Mit dem Jahreskurs „Tao der Frau“ hatte ich genau gefunden, was ich brauchte. Keine Theorie, nur Erfahrung zählte. Klarheit in Gedanken habe mit der Ernährung zu tun, behauptete die Kursleiterin und wir hatten den Auftrag, drei Wochen auf Zucker zu verzichten. Später fragte sie uns überhaupt nicht nach unseren Erfahrungen mit den Wochen ohne oder wenig Zucker. Vielmehr kontrollierte sie wortlos unsere Zungen. Gab es links und rechts Eindrücke, dann hatten wir eben doch Zucker gegessen, dies zeigte eine geschwächte Milz mit Zungenabdrücken an. Und wer diese Eindrücke hatte, dem wurde das Geld zurückbezahlt und musste heim. „Ich kann hier keine Frau gebrauchen, die  ihre Aufgaben nicht macht und die ganze Gruppe aufhält“, sagte sie und wir wussten, wo es geschlagen hat. Sie hatte es satt, sich im christlichen Gedanken stets nach den schwächsten der Gruppe richten zu müssen. Deshalb musste immer mal wieder eine Frau heimgehen, weil sie uns aufhielt, richtig weiter zu kommen. Natürlich lernte ich in diesem Kurs viel über chinesische Ernährung, über den kleinen und grossen Energiekreislauf, über die Chakren und Organe. Das Hauptsächliche war jedoch dieser total neue Gedanke, sich mit Stärkeren zusammen zu tun. Sich nicht stets nach dem Schwächsten zu richten. Nicht mit den Schwächsten unter zu gehen.

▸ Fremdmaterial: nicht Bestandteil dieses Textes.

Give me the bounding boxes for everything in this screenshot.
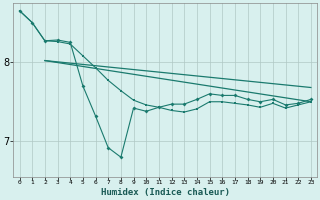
X-axis label: Humidex (Indice chaleur): Humidex (Indice chaleur) [101, 188, 230, 197]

Auch die Tatsache, dass wir kaum sprachen war neu. Zum Beispiel ging es darum, unseren Körper, der nun schon langsam Alterungszeichen aufwies, zu akzeptieren und zu lieben. Wie gerne hätten wir dabei stundenlang darüber diskutiert um allen mitzuteilen, wie gut wir es mit unserem Körper hatten. Doch dies war nicht gefragt. Vielmehr sagte sie eines Morgens: „Sitzt im Kreis, der Reihe nach zieht sich nun jede Frau aus, steht in die Mitte und tanzt uns vor! Dann wisst ihr genau, ob ihr Euren Körper wirklich liebt!“

Bis Weihnachten hatten wir Kursteilnehmerinnen unsere Milz gestärkt und stundenlang zentriert. Wir entwickelten ein Kraftzentrum im Bauch, das mir noch heute Stabilität gibt. Sobald ich spüre, dass es nachlässt baue ich diesen Anker in meiner Mitte wieder auf.

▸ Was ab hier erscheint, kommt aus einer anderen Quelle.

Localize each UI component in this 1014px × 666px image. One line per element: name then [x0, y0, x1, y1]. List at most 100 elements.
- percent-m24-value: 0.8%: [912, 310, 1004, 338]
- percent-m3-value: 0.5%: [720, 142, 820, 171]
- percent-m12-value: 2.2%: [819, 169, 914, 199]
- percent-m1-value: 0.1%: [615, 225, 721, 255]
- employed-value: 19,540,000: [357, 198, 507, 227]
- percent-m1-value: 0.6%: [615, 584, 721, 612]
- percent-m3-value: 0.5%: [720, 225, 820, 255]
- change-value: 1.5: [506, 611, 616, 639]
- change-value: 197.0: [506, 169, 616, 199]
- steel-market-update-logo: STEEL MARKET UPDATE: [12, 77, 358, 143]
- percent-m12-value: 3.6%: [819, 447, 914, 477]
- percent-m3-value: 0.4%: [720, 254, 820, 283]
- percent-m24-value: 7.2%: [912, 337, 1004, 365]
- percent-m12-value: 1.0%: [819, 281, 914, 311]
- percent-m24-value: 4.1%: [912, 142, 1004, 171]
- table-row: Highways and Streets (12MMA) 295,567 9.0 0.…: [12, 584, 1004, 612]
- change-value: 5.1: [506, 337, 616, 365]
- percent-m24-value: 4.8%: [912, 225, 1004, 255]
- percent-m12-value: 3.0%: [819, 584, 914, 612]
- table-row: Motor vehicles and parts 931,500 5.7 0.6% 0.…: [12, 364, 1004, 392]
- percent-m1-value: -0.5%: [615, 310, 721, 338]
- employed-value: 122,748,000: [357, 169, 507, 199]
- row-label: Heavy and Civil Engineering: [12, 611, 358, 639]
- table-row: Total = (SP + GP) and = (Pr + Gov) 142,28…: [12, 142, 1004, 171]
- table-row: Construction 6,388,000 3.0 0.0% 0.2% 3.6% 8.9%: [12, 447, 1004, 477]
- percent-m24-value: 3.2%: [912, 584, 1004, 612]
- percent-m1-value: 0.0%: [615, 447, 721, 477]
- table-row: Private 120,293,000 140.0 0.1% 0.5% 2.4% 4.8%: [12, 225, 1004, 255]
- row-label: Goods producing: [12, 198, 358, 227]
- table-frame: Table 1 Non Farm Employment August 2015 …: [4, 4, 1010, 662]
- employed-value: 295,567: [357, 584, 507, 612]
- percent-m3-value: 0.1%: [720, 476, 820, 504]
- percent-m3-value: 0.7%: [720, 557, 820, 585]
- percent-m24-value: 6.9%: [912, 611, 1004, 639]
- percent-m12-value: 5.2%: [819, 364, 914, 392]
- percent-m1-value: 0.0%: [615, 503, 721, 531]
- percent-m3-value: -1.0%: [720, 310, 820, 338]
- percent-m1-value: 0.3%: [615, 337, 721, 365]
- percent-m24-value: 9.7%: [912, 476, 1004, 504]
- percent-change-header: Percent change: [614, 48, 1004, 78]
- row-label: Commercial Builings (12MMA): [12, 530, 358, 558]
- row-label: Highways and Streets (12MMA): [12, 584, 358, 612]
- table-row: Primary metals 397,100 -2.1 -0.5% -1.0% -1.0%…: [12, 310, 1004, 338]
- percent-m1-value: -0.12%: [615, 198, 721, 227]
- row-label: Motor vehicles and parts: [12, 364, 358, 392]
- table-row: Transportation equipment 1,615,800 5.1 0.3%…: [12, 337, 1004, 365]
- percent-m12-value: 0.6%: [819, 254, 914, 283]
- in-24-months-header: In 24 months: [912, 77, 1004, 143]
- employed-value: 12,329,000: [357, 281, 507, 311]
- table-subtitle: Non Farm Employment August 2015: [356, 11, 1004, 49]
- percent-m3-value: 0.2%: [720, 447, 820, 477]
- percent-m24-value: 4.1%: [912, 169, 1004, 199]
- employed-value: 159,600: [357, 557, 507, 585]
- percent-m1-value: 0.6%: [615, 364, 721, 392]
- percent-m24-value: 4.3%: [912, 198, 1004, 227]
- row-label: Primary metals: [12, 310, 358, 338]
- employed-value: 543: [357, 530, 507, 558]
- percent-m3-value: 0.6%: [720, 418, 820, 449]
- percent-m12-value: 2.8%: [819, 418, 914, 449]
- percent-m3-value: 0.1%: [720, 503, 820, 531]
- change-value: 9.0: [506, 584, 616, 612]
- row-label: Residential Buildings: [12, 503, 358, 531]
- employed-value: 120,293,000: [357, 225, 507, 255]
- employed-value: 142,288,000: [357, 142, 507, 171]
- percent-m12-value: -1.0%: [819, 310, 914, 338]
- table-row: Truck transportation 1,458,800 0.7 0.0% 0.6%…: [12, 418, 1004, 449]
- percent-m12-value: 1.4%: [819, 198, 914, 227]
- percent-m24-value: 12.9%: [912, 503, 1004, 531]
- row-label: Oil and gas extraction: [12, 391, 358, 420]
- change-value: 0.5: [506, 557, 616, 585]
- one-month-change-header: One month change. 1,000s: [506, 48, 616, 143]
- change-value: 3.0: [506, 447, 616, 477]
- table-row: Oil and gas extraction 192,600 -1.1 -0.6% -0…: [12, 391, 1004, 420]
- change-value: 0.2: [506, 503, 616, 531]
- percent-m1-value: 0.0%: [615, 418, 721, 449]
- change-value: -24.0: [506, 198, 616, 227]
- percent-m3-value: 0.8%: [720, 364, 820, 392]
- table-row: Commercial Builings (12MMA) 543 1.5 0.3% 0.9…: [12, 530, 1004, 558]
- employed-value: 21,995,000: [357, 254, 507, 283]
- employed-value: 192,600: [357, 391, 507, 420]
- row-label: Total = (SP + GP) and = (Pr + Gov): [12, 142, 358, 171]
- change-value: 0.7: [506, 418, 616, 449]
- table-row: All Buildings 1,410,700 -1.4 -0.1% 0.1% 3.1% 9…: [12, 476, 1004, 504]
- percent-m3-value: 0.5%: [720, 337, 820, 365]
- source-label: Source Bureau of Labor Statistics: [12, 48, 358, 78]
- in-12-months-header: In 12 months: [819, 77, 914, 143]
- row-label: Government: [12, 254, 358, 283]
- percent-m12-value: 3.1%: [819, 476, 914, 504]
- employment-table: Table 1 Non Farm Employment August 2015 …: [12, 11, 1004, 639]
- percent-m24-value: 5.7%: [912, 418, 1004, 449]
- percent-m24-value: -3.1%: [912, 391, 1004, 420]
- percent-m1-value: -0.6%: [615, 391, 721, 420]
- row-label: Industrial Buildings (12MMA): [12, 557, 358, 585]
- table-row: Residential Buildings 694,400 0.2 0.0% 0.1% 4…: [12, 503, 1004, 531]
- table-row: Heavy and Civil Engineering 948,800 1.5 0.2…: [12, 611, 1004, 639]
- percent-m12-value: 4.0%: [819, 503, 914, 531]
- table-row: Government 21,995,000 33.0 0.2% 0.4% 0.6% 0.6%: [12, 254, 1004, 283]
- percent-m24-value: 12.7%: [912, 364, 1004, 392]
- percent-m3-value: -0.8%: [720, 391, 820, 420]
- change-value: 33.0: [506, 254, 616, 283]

Fast zeitgleich besuchte ich ein Seminar bei Herrn Dr. J. Canacakis. Dort lernte ich den Umgang mit Gefühlen wie Trauer, Wut, Zorn, Schuldgefühlen, Verzweiflung, Anklage und vielem mehr, was meine Mutter in ihrer wirklich schlimmen Krankheit empfand.  Ich hatte mich fast schon entschlossen, eine Ausbildung für Trauerbegleitung zu machen, entschied mich jedoch schlussendlich für die FengShui Ausbildung.  Ich hatte vor der Krankheit meiner Mutter schon so viel in das Chinesische investiert und fühlte mich in der chinesischen Philosophie zu heimisch, um mich einem ganz anderen Thema zu widmen. Vielleicht sah ich auch keinen Anlass, mich weiter mit dem Thema Lebensende zu beschäftigen, weil es meinem Vater  damals noch sehr gut ging.

Erst später zwang mich seine Hilflosigkeit dem Alter gegenüber, nachzufragen, wozu denn das Alter in unseren Tagen gut ist.